Moreover, some spiritual writers believe that the angels reveal to the poor souls the identities of those who are praying for them on earth so that, in reciprocal fashion, the holy souls can pray for them.
As St. Augustine tells us: “The departed may be informed by the angels of things happening in the world, insofar as this is permitted by Him to Whose judgment everything is subject.”
Some saints have even "visited" purgatory (via mystical experiences or spiritual bilocation) and witnessed for themselves the close relationship between the poor souls and their angels. St. Margaret Mary Alacoque wrote that during her experience she saw:
" . . . an immense space filled with flames and glowing coals and, amid these, a great number of poor souls in human form, raising their hands to Heaven and imploring mercy. But all the while their Guardian Angels were at their side, inspiring them with courage and comforting them in the most tender manner." (The Guardian Angels, Our Heavenly Companions, 1956)St. Lydwine was also shown purgatory, having "flown" there on several occasions in the accompaniment of her own guardian angel. On one of her visits she saw a sad-looking angel keeping company the soul of a man who had been languishing there for twelve years. When Lydwine "returned" to her earthly surroundings, she immediately offered her physical sufferings for the soul of that man. Several days later, the man's angel appeared to her. No longer sad-looking, the angel joyously declared that the man had been freed from purgatory, thanks to Lydwine's sacrificial acts.
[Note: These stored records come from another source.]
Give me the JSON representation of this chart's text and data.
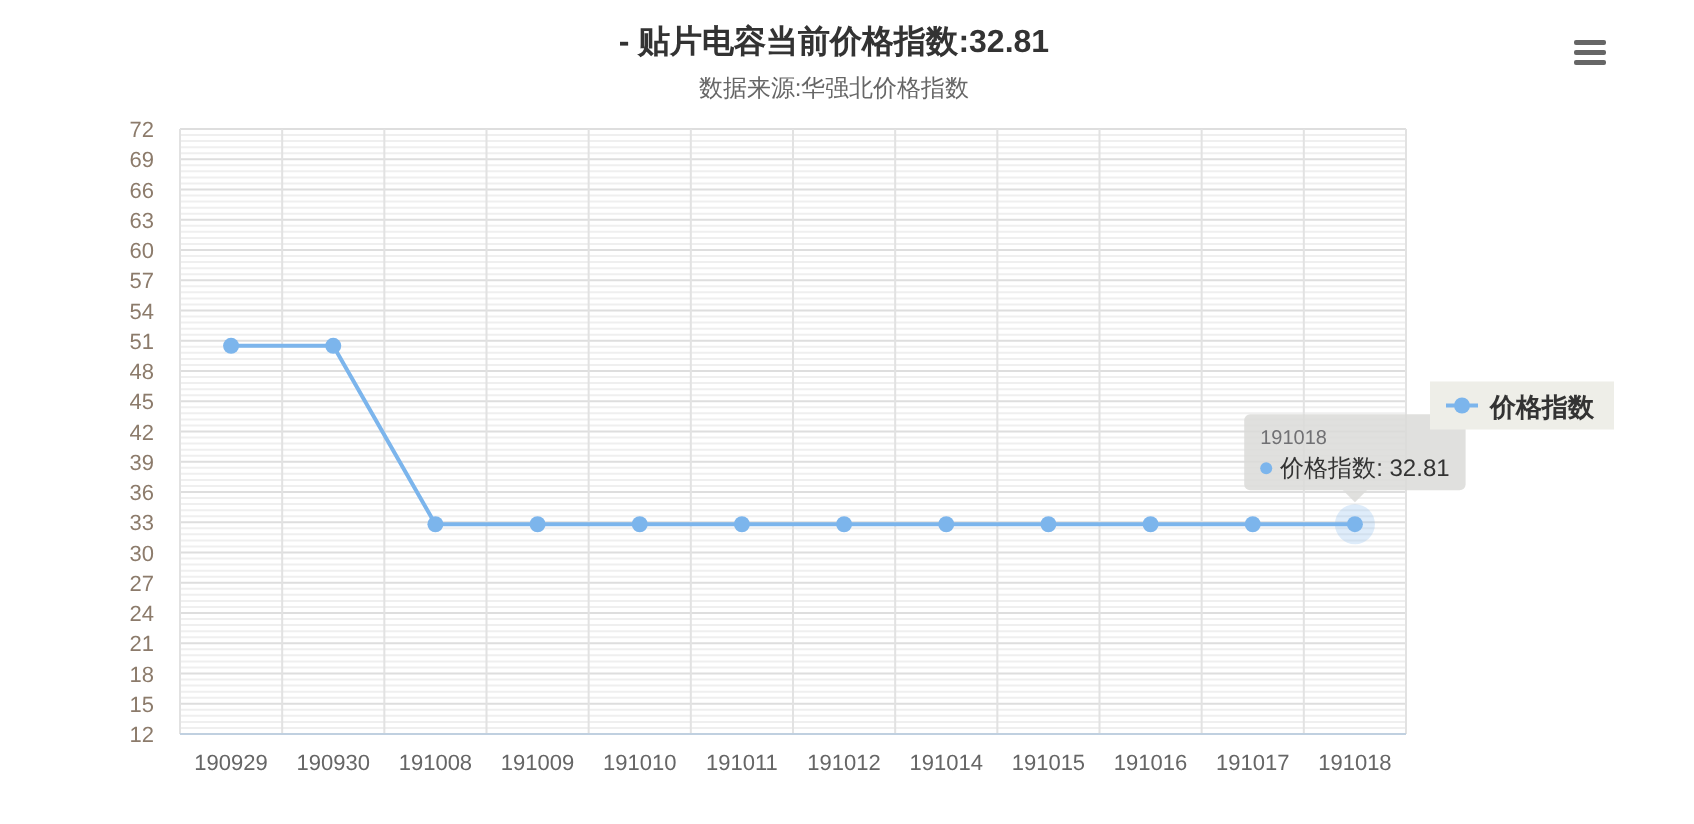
{
  "chart_data": {
    "type": "line",
    "title": "- 贴片电容当前价格指数:32.81",
    "subtitle": "数据来源:华强北价格指数",
    "categories": [
      "190929",
      "190930",
      "191008",
      "191009",
      "191010",
      "191011",
      "191012",
      "191014",
      "191015",
      "191016",
      "191017",
      "191018"
    ],
    "series": [
      {
        "name": "价格指数",
        "color": "#7cb5ec",
        "values": [
          50.5,
          50.5,
          32.8,
          32.8,
          32.8,
          32.8,
          32.8,
          32.8,
          32.8,
          32.8,
          32.8,
          32.81
        ]
      }
    ],
    "ylim": [
      12,
      72
    ],
    "yticks": [
      12,
      15,
      18,
      21,
      24,
      27,
      30,
      33,
      36,
      39,
      42,
      45,
      48,
      51,
      54,
      57,
      60,
      63,
      66,
      69,
      72
    ],
    "grid": true,
    "legend": "right",
    "marker": "circle",
    "annotations": [
      "191018",
      {
        "text": "价格指数: 32.81",
        "x": "191018",
        "y": 32.81
      }
    ]
  }
}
And what about that last part? The "get out of jail" part? Well, the language in this passage is a little old-fashioned, but it gets the point across nicely:
"As soon as the hour of release has struck for one of the suffering souls, the Guardian Angel of that happy soul is commissioned by God to descend into Purgatory, to open the doors of its prison and to lead the delivered soul without delay into the eternal habitations of Paradise. The good Angel descends with the rapidity of lightning into the dismal prison of pain to carry out the work of release because his love for his cherished ward urges him to liberate the Poor Soul and to lead it to the sight and possession of God. The Guardian Angel is often accompanied by other Angels or by a whole multitude of Angels, and then the entrance of the released soul is truly a triumphant one." (ibid)
It is worth remembering that our Tradition also teaches that those of us who had the most devotion to our guardian angels on earth will have the most assistance from them in purgatory.